There is a unified standard for orthodox beliefs among Protestants. The orthodox denominations within Protestant Christianity hold to the original teaching of the Nicene Creed (Trinitarianism) and that salvation from sin’s grip is by grace through faith in Christ’s atoning death and resurrection on our behalf (not our own works). Each of the faiths above violates one or both of those conditions in their beliefs or practices.

That list doesn’t cover all the heretical movements that claim to be Christian, but it certainly covers most of the heretical pie chart. If your date is attached to one of those, with the strongest possible desire, we suggest severing the romantic relationship immediately. You should not fellowship with any of these faith movements because they serve a fundamentally different God than the One revealed within the pages of the Christian Bible.

Decision about Denominations

Now that you understand a bit more about denominations, let’s answer those initial questions with some clarity. We just pointed out that heretical denominations are dangerous to your spiritual health, and you shouldn’t be dating anyone who claims to be part of those movements. However, we also learned that denominations deal with secondary issues not impacting a person’s salvation or standing as a Christian.

So, ultimately, your decision about dating someone from another non-heretical denomination is exactly that: your decision. 
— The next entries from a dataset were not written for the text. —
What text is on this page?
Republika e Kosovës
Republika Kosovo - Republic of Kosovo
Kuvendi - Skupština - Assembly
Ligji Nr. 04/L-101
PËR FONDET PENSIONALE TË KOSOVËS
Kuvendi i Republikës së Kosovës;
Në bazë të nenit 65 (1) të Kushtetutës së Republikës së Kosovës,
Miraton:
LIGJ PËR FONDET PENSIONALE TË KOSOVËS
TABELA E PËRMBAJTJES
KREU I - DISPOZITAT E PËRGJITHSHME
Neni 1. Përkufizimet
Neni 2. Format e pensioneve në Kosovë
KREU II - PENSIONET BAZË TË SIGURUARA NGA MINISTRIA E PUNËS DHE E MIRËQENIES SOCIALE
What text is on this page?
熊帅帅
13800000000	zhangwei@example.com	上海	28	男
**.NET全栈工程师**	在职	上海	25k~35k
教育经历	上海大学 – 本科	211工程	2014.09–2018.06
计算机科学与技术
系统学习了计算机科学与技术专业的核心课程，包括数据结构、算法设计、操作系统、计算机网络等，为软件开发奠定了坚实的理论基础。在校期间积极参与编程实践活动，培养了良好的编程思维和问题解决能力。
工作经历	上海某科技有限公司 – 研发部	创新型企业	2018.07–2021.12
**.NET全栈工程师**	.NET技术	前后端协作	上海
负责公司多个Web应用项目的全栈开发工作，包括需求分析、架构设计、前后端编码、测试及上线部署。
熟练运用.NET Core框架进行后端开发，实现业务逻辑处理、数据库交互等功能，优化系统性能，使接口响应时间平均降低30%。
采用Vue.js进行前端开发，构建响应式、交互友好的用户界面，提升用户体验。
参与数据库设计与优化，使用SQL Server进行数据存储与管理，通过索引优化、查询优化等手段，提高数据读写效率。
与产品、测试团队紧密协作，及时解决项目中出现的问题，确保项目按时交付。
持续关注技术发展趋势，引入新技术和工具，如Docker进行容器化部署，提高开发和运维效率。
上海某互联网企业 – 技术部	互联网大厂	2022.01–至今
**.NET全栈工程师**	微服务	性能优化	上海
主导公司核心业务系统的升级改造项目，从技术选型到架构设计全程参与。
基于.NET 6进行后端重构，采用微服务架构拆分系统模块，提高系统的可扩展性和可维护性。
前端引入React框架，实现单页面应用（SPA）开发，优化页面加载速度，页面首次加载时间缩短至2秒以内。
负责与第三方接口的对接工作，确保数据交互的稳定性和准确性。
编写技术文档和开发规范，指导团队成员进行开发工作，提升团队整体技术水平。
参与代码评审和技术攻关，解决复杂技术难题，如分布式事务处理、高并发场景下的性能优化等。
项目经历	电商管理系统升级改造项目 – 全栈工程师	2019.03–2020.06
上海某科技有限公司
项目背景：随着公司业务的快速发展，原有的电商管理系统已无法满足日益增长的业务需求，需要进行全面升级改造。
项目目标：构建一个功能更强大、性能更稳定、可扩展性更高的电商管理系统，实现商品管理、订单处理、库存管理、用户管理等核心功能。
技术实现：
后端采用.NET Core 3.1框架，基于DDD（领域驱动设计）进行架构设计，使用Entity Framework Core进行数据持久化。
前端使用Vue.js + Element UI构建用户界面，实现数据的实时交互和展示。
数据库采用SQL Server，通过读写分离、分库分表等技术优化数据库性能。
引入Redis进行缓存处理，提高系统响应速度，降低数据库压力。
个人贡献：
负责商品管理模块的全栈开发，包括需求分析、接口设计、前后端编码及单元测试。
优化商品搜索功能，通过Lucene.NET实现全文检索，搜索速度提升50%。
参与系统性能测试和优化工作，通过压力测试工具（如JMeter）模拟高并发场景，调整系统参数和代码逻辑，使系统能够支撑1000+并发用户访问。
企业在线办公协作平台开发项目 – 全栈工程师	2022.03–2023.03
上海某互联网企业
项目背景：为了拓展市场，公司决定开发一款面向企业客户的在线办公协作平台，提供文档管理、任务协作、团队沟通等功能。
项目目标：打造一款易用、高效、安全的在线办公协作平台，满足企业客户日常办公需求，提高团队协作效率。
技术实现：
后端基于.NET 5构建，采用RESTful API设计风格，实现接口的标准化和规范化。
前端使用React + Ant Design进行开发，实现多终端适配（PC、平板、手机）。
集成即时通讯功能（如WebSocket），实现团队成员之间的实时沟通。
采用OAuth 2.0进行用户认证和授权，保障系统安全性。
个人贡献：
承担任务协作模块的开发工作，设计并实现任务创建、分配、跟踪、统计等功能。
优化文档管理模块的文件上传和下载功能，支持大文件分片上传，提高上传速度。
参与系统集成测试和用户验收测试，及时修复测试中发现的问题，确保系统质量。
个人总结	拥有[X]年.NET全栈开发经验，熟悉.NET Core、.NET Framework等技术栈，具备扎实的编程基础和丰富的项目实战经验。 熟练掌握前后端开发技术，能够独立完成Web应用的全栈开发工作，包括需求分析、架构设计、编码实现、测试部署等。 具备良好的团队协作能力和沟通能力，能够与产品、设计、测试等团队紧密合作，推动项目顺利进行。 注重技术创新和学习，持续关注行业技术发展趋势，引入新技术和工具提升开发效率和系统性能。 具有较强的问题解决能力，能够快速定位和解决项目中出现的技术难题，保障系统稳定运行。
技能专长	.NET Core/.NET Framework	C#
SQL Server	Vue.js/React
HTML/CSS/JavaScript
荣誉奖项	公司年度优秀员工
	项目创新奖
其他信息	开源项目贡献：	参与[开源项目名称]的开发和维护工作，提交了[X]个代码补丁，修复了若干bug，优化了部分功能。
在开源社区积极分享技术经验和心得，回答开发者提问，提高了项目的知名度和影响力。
You must decide if the theological beliefs of your partner will be a dealbreaker for you, personally. As you both grow and mature in the Christian faith, these issues will eventually need to be reconciled in some way. The way in which it’s reconciled doesn’t have to be through a breakup, but some sort of theological decision will need to be reached together.

Nevertheless, although there is much to think about concerning this topic, it’s important for us to leave you with a clear answer about it. As a Christian, you are called to only date other Christians (1Cor 7:39). Persons of a heretical denomination are not Christians, but persons of another denomination are Christians.